Cooper Tires informed staff during a mass meeting on Wednesday that it was exploring whether to halt light vehicle tyre production at its Melksham site in Wiltshire over a 10-month period.
It would mean letting go of a significant portion of its workforce to shift production to a different site.
“Subject to consultation, light vehicle tyres currently produced in Melksham may be obtained by Cooper Tire Europe from other sites within Cooper’s global manufacturing footprint to meet customer needs,” the company said.
“The goal of the proposed change is to ensure Cooper Tire Europe is best placed for future success in a cost-competitive, globalised environment,” Cooper Tires added.
Cooper Tires is one of Melksham’s biggest employers, with about 700 workers producing tyres for cars, motorbikes and racing cars.
Unite the union said the near-300 job cuts are expected to impact the car tyre side of the business, which the union said has been impacted by the dumping of cheap tyres from countries like China.
The company said it was launching a consultation period with staff over the move.
Unite regional officer Tony Hulbert, said: “These proposed job losses will be a ‘hammer blow’ for the Coopers workforce and the community, sending shockwaves through the local economy.

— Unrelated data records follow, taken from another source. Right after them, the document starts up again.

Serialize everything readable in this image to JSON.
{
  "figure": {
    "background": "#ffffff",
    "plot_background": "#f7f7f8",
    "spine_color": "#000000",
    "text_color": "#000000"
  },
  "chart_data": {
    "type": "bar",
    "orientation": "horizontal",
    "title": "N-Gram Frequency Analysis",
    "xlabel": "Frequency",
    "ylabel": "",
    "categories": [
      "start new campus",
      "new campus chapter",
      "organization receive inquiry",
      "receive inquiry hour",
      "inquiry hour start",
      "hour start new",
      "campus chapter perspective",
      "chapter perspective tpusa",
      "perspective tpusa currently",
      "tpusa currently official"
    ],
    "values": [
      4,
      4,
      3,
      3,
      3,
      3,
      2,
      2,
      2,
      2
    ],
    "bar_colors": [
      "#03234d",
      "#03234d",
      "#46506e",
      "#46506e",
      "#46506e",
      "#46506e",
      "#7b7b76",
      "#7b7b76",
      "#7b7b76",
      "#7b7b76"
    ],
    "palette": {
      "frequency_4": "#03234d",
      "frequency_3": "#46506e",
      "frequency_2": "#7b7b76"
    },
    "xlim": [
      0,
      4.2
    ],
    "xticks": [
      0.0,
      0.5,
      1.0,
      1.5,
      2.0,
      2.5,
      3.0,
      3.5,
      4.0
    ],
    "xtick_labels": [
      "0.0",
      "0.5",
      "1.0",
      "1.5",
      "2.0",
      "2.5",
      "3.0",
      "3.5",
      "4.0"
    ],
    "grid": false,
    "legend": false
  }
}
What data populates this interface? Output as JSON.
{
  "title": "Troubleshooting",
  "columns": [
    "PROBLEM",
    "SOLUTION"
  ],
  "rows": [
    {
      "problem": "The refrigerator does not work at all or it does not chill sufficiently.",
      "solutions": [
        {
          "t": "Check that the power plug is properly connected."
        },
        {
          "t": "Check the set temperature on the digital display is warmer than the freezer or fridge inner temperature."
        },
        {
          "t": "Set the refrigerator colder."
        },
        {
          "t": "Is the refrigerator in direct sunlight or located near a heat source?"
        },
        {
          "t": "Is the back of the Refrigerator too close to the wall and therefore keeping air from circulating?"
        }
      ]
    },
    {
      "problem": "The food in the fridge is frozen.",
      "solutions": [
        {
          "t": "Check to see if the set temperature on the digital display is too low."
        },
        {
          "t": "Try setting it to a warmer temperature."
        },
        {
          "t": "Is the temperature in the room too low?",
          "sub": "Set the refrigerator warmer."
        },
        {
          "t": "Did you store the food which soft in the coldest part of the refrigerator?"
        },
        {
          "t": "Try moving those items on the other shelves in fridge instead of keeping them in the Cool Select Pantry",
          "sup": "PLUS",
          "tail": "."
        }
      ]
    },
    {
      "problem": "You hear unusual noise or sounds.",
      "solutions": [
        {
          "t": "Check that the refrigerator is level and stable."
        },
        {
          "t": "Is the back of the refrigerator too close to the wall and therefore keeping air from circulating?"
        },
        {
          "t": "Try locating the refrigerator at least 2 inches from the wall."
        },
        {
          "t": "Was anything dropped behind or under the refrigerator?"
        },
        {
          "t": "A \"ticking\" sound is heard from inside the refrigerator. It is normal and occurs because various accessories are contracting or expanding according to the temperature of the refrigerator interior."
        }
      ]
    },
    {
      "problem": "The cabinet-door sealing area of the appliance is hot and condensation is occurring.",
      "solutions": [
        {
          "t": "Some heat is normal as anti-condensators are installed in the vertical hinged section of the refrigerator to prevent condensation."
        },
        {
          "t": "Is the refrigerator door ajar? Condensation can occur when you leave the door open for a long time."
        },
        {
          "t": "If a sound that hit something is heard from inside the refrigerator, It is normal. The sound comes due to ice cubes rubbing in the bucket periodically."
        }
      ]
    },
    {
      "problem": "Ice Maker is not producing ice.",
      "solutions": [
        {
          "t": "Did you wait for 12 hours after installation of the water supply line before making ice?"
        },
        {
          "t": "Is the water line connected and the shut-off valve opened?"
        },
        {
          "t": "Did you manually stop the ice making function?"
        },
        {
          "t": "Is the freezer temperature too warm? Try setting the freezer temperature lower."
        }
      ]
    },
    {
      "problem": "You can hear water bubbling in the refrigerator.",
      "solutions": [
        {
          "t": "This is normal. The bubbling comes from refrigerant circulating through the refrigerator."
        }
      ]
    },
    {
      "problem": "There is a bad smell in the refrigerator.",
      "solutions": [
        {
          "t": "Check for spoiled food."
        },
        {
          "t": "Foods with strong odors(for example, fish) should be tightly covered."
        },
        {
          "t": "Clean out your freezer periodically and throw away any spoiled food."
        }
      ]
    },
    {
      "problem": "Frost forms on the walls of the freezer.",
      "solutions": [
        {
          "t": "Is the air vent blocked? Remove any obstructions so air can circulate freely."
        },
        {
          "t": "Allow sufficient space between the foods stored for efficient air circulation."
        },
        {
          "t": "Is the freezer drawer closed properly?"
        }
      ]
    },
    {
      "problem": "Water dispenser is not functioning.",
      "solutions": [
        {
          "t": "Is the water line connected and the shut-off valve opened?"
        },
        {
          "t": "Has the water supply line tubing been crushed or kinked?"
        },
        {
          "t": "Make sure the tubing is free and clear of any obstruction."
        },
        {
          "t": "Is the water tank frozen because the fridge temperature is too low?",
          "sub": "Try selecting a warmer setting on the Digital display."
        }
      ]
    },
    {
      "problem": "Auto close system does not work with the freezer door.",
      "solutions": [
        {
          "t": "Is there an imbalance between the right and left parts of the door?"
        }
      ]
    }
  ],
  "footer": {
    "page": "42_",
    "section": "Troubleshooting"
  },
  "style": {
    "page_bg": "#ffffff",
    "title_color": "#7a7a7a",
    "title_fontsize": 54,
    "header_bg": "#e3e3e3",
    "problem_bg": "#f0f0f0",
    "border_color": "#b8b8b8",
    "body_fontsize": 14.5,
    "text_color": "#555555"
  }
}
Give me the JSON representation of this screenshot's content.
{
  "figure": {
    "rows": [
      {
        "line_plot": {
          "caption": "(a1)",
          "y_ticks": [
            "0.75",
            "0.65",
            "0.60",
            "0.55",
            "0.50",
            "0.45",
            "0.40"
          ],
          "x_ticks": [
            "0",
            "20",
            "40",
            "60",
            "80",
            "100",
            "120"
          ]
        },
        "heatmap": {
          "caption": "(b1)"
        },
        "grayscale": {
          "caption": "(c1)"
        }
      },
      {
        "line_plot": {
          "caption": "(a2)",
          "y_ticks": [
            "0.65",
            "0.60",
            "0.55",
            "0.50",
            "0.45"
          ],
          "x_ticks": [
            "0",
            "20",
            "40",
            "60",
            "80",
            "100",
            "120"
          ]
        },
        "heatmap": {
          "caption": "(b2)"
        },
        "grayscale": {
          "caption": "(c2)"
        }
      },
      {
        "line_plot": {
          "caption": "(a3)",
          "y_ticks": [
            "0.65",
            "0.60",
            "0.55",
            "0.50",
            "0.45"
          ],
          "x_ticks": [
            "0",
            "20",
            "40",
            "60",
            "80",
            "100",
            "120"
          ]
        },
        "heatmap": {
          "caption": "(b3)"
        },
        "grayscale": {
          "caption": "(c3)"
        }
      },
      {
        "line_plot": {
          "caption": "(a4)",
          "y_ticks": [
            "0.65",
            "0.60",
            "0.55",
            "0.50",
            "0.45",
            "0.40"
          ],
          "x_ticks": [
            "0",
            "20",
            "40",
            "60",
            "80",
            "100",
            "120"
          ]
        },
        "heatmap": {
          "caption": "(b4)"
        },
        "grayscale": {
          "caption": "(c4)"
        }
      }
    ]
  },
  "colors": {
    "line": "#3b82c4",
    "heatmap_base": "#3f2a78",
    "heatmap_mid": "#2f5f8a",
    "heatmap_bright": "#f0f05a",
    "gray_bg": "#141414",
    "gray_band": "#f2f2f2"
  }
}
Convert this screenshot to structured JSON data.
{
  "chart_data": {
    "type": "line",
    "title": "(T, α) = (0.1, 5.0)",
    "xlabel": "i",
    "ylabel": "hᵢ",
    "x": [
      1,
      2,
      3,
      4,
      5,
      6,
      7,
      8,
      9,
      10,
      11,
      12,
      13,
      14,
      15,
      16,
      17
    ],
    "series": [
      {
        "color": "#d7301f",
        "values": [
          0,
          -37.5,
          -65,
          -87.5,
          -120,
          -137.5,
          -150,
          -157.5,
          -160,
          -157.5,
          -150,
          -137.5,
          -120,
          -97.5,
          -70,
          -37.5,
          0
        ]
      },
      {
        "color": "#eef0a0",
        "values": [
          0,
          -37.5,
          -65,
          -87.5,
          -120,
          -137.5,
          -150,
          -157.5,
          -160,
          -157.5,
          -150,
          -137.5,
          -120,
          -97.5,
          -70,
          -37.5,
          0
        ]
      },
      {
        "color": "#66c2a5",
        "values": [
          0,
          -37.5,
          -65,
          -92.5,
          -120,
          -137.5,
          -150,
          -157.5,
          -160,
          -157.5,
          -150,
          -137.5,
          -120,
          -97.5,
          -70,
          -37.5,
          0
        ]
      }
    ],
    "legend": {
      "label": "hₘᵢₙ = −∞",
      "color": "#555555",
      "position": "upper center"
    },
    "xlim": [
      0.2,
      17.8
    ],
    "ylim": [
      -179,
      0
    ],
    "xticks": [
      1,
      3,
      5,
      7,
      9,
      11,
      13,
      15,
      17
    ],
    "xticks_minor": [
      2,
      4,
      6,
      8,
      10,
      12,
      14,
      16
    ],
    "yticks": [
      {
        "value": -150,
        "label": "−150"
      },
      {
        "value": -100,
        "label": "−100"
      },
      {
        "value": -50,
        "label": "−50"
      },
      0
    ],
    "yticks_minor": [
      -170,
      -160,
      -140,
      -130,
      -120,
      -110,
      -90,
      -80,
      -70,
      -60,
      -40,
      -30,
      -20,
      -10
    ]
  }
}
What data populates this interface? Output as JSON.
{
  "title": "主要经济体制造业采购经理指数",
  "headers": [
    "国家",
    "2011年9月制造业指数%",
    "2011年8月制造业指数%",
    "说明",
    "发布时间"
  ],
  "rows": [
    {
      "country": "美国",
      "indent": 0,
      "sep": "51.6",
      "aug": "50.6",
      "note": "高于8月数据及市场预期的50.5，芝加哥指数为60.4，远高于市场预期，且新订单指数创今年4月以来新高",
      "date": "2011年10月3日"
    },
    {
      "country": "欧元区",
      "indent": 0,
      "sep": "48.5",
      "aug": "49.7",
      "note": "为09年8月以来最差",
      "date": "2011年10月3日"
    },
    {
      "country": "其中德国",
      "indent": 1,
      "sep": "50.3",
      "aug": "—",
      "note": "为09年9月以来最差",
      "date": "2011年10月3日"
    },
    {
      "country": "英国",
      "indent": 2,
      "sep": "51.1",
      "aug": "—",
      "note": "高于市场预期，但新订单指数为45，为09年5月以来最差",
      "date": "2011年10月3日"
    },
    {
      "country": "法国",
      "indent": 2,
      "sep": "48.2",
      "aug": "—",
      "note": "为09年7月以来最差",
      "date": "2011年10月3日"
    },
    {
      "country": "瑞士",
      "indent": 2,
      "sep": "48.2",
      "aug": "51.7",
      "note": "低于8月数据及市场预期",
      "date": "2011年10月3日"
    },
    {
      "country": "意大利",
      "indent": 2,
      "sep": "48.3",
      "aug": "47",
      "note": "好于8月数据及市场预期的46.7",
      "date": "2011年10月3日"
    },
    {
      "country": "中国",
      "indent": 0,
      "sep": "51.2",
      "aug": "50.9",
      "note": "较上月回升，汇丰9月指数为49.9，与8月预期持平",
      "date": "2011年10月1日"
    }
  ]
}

“Unite will be doing everything it can to support our members through this difficult time.
“In the coming days and weeks Unite will be scrutinising the business case for these proposed job cuts and fighting for every job to minimise the number of redundancies.
“Unite will also be pressing bosses for guarantees of no compulsory redundancies.”
Jaap van Wessum, general manager of Cooper Tire Europe, said the factory may be too old to modernise for future production plans.
“Unfortunately, the Melksham site is an older, smaller facility that does not offer economies of scale and it is the highest cost facility in the global Cooper network.
“Due to facility age and location in the centre of town, it is our current view, subject to consultation, that it is not economically feasible to modernise or expand there for light vehicle tyre production.”
But Mr van Wessum stressed that it would not mean leaving Wiltshire entirely.
“It is important to underscore that if we ultimately cease light vehicle tyre production in Melksham, Cooper is not leaving the Melksham community.
“It is the home of Cooper Tire Europe’s headquarters, sales and marketing offices, Europe Technical Centre, and materials business.
“We plan to continue manufacturing specialised motorsports and motorcycle tyres at the Melksham plant. If redundancies occur, Cooper Tire Europe will still employ hundreds locally and continue to honour its existing obligations.”